KAPITEL 11
In der darauf folgenden Nacht träumte Sofia wieder von Franz Oswald, aber in diesem Traum berührte er sie liebevoll, so wie er es am Anfang getan hatte. Massierte ihre Schultern und den Rücken.
Sie war erregt, als sie aufwachte, und schämte sich dafür. Sie hatte sich nie verziehen, dass sie sich zu ihm hingezogen gefühlt hatte. Allein der Gedanke daran, wie beeinflussbar sie gewesen war, ekelte sie nachträglich. Wahrscheinlich konnte sie Oswald nicht aus ihrem Kopf verbannen, weil sie noch nicht begriffen hatte, wie er zu dem hatte werden können, der er war. Es existierte eine Familienchronik, nach der sie damals gesucht hatte. Aber die war in Oswalds Besitz, und darum würde sie das niemals erfahren.

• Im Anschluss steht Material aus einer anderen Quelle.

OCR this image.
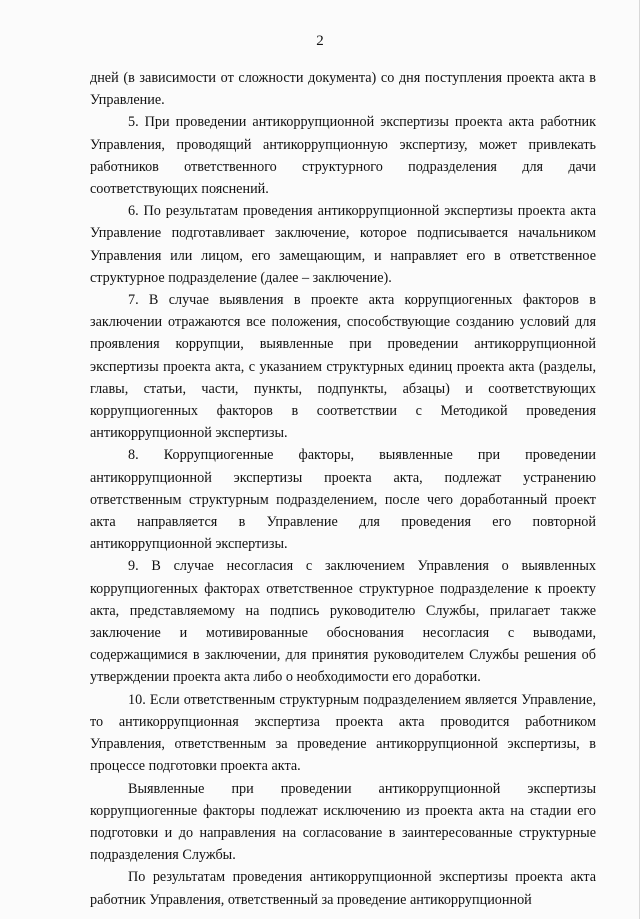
2

дней (в зависимости от сложности документа) со дня поступления проекта акта в Управление.

5. При проведении антикоррупционной экспертизы проекта акта работник Управления, проводящий антикоррупционную экспертизу, может привлекать работников ответственного структурного подразделения для дачи соответствующих пояснений.

6. По результатам проведения антикоррупционной экспертизы проекта акта Управление подготавливает заключение, которое подписывается начальником Управления или лицом, его замещающим, и направляет его в ответственное структурное подразделение (далее – заключение).

7. В случае выявления в проекте акта коррупциогенных факторов в заключении отражаются все положения, способствующие созданию условий для проявления коррупции, выявленные при проведении антикоррупционной экспертизы проекта акта, с указанием структурных единиц проекта акта (разделы, главы, статьи, части, пункты, подпункты, абзацы) и соответствующих коррупциогенных факторов в соответствии с Методикой проведения антикоррупционной экспертизы.

8. Коррупциогенные факторы, выявленные при проведении антикоррупционной экспертизы проекта акта, подлежат устранению ответственным структурным подразделением, после чего доработанный проект акта направляется в Управление для проведения его повторной антикоррупционной экспертизы.

9. В случае несогласия с заключением Управления о выявленных коррупциогенных факторах ответственное структурное подразделение к проекту акта, представляемому на подпись руководителю Службы, прилагает также заключение и мотивированные обоснования несогласия с выводами, содержащимися в заключении, для принятия руководителем Службы решения об утверждении проекта акта либо о необходимости его доработки.

10. Если ответственным структурным подразделением является Управление, то антикоррупционная экспертиза проекта акта проводится работником Управления, ответственным за проведение антикоррупционной экспертизы, в процессе подготовки проекта акта.

Выявленные при проведении антикоррупционной экспертизы коррупциогенные факторы подлежат исключению из проекта акта на стадии его подготовки и до направления на согласование в заинтересованные структурные подразделения Службы.

По результатам проведения антикоррупционной экспертизы проекта акта работник Управления, ответственный за проведение антикоррупционной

Mit einem tiefen Seufzer stand sie auf. Elvira hatte sie schon seit drei Tagen nicht mehr gesehen. Kaum hatte sie das gedacht, entdeckte sie den kleinen, zusammengeknüllten Zettel, den jemand durch den Briefschlitz geschoben haben musste. Unverkennbar Elviras Handschrift. Offensichtlich hatte sie die Nachricht in großer Eile hingekritzelt.
Tschuldige, muss an die Kinder denken.
Sonst nichts weiter. Nicht einmal ihren Namen. Natürlich wusste Sofia, was das zu bedeuten hatte. Die Ahnung hatte sie schon gehabt, als sie Elvira hinterhergesehen hatte, wie sie im Dunkeln die Straße hinuntergelaufen war.
Sofia war enttäuscht und gekränkt. Am liebsten würde sie mit Simon darüber sprechen. Aber wahrscheinlich war er bei der Arbeit und nicht zu erreichen, vielleicht würde sie ihm eine kurze Mail schreiben, bevor auch sie das Haus verließ.
Es fiel ihr schwer, sich an diesem Tag auf die Arbeit zu konzentrieren. Elviras Vertrauensbruch tat weh und trieb ihr die Tränen in die Augen. Es quälte sie aber auch die Vorstellung, dass Oswald seine Klauen in das Leben eines unschuldigen Kindes geschlagen hatte, sowie die Verzweiflung darüber, dass er so was wie einen Sieg errungen hatte.
Als sie abends nach Hause kam, hing eine Plastiktüte an ihrer Tür. Sie sah in die Tüte, erkannte aber den Inhalt nicht und widerstand auch dem Impuls, ihre Hand hineinzustecken. Stattdessen schüttete sie die Tüte auf dem Boden im Flur aus und schrie so laut, dass es von den Wänden hallte. Es war eine Kröte. Plattgeschlagen und mausetot. Sie benutzte die Tüte, um das Tier aufzunehmen, lief damit vor die Tür und warf sie in die Büsche, während sie vor Ekel geschüttelt wurde. Zuerst vermutete sie einen Jungenstreich aus der Nachbarschaft dahinter. Sie ging in ihre Wohnung zurück und wusch sich die Hände.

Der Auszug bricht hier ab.